If you’re like most people, at some point you’ve noticed that telltale smell that signals you’ve stepped in dog poop. It can be especially infuriating to clean dog poop off the sole of your favorite shoes if you’re a responsible dog owner who always picks up after your own pet. But let’s face it, there is evidence everywhere that many people have a more laissez faire attitude when it comes to scooping their dog’s poop from public places. After all, it’s natural and biodegradable, right? Not so fast; before you walk away from the pile of poop your dog just deposited, check out these reasons why you really should pick up after your pooch (even if no one’s watching):
It’s a source of water pollution: Pet waste is a significant source of pollution in our water supply. Way back in 1991, the Environmental Protection Agency (EPA) labeled dog waste as a non-point source pollutant. The EPA recommends that we keep pet waste out of street gutters and storm drains as these drain directly into our lakes, streams, rivers and wetlands.
It may be the law: It’s against the law in many locations to leave your dog’s poop in a public place, and you may be subject to a hefty fine if you’re caught doing so.
It may contain parasites and other germs. Dog feces may contain tapeworms, roundworms, hookworms, corona virus, parvo virus, and giardia as well as bacteria such as salmonella, fecal streptococcus and fecal coliform bacteria. Any person or animal coming into contact with the waste runs the risk of infection.

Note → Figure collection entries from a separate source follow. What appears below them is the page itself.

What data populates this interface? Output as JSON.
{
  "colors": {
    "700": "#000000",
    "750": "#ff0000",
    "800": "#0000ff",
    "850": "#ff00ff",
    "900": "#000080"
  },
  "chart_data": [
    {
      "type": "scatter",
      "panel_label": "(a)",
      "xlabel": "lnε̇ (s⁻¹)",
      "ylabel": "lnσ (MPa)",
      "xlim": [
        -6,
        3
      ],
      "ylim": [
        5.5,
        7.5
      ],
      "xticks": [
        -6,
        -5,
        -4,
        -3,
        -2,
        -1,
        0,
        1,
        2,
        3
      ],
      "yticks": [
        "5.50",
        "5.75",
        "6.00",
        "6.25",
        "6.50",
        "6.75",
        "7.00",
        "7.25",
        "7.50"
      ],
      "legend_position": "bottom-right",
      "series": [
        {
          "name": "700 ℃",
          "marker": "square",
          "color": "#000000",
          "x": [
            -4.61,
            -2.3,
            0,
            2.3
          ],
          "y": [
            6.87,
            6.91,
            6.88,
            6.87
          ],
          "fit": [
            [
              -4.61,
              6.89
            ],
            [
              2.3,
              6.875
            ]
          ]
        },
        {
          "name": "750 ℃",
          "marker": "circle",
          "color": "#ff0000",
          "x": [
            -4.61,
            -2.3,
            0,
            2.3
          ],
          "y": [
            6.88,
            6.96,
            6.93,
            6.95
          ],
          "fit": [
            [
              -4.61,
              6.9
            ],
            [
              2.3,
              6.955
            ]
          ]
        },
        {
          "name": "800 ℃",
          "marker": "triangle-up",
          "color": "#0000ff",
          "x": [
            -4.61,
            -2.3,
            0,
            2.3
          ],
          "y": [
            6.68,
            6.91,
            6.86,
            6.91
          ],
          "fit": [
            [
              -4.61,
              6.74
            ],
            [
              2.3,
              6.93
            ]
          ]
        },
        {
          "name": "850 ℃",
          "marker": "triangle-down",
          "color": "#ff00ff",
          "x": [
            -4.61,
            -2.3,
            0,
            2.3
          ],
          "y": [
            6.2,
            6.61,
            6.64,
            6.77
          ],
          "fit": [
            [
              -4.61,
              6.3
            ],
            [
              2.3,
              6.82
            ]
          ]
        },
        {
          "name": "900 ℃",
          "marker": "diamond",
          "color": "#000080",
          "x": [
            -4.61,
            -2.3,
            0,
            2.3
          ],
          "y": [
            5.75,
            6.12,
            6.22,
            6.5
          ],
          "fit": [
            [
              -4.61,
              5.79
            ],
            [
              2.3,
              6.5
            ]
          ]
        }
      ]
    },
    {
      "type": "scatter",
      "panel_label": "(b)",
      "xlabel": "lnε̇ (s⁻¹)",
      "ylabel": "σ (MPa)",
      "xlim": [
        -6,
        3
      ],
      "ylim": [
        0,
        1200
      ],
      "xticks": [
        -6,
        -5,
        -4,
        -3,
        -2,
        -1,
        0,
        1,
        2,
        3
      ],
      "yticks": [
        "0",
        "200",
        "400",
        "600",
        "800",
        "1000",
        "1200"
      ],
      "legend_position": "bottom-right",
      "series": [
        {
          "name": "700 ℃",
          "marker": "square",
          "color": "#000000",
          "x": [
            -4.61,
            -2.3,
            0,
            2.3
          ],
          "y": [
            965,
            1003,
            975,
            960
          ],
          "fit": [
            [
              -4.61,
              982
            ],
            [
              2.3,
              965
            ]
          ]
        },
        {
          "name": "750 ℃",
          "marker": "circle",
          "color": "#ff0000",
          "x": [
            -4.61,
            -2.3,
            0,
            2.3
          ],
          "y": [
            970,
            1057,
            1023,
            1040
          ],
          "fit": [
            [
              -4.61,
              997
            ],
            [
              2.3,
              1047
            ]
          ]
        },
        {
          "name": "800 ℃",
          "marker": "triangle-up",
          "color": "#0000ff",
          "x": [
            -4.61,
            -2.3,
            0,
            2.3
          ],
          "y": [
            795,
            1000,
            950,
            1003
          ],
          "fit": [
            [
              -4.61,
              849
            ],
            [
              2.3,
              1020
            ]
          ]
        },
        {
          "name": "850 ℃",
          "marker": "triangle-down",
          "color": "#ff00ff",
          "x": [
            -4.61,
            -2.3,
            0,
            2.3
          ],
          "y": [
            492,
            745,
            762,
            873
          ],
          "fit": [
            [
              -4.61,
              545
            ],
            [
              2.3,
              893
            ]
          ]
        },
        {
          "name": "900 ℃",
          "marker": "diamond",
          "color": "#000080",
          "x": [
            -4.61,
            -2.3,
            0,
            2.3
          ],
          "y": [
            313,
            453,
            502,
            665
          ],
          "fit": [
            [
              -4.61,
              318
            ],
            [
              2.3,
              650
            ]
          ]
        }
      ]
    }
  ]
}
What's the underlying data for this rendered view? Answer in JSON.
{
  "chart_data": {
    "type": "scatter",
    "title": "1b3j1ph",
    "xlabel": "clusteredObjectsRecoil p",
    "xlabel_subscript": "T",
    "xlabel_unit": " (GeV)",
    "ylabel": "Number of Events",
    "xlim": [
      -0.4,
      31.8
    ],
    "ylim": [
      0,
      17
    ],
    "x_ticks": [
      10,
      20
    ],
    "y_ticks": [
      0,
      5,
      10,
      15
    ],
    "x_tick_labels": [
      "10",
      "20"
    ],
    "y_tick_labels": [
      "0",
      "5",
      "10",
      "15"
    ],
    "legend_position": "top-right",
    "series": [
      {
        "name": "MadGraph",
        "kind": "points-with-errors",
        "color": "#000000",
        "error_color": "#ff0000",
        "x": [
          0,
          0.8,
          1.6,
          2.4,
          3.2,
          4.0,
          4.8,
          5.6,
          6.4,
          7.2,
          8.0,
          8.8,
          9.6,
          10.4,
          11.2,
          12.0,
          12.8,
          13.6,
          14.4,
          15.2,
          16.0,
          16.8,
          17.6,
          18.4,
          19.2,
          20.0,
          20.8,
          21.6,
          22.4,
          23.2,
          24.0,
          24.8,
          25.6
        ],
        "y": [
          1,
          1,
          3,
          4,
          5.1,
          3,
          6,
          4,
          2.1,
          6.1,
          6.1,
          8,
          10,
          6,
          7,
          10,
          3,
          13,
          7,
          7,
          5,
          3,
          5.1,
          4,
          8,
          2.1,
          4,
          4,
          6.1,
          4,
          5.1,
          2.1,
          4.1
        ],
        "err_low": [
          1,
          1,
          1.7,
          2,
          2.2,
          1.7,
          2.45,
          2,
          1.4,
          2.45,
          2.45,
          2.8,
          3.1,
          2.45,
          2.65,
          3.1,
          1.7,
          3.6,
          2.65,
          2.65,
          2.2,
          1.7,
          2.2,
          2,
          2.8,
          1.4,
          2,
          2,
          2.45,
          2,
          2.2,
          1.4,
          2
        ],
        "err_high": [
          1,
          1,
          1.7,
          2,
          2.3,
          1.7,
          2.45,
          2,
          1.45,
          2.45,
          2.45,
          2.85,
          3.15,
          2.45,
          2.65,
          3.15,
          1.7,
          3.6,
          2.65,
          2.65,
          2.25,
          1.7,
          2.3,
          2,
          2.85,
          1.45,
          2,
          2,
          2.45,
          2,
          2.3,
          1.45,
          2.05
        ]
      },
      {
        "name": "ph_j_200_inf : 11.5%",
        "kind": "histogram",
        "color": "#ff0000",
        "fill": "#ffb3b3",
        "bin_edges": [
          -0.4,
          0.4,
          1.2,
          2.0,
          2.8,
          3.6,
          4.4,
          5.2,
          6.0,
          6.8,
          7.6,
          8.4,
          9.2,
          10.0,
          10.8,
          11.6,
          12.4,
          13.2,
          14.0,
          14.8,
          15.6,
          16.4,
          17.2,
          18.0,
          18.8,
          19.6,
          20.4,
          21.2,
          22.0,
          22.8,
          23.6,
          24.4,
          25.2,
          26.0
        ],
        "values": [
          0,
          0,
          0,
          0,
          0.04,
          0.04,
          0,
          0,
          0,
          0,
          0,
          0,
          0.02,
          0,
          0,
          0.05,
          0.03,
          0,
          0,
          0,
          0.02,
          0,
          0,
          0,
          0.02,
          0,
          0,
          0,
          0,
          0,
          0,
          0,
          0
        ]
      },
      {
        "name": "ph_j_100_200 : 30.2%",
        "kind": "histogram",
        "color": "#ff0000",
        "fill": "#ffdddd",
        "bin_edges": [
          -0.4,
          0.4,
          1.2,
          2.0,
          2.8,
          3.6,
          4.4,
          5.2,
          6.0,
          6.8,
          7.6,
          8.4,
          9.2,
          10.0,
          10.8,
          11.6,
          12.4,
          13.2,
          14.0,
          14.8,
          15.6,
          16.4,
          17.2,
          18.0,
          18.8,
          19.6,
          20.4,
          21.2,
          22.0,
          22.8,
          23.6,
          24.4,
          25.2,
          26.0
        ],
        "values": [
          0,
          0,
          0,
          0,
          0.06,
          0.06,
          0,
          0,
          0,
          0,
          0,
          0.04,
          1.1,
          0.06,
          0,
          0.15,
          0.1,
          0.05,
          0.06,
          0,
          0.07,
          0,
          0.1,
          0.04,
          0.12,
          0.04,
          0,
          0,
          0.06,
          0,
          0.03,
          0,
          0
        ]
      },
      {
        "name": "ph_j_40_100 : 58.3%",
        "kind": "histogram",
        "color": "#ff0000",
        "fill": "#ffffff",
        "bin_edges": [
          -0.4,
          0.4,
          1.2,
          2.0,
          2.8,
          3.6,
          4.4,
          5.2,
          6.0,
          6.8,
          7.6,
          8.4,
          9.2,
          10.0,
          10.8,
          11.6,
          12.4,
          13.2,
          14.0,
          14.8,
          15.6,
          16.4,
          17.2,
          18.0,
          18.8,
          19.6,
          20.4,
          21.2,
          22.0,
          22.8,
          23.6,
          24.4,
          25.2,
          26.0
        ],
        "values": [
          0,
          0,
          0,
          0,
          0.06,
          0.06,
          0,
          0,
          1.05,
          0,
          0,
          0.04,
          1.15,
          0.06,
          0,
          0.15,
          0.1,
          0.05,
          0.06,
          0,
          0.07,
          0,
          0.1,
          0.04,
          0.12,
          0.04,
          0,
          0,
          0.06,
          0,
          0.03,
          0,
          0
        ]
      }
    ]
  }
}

It’s gross: Dog waste is unsightly, smelly, attracts insects, and is a breeding ground for germs. It can take over a year for one pile of dog waste to fully break down.
It’s bad for the lawn: Far from being “good fertilizer,” pet waste is actually very acidic causing burns and yellowing of the lawn.
Handling your dog’s feces can be a lot less distasteful if you’re prepared with the right items. The simplest way to dispose of your dog’s droppings is to place it in a plastic bag and drop it into a trash can. It’s up to each person to be responsible for his or her own dog and become part of the solution instead of part of the smelly problem.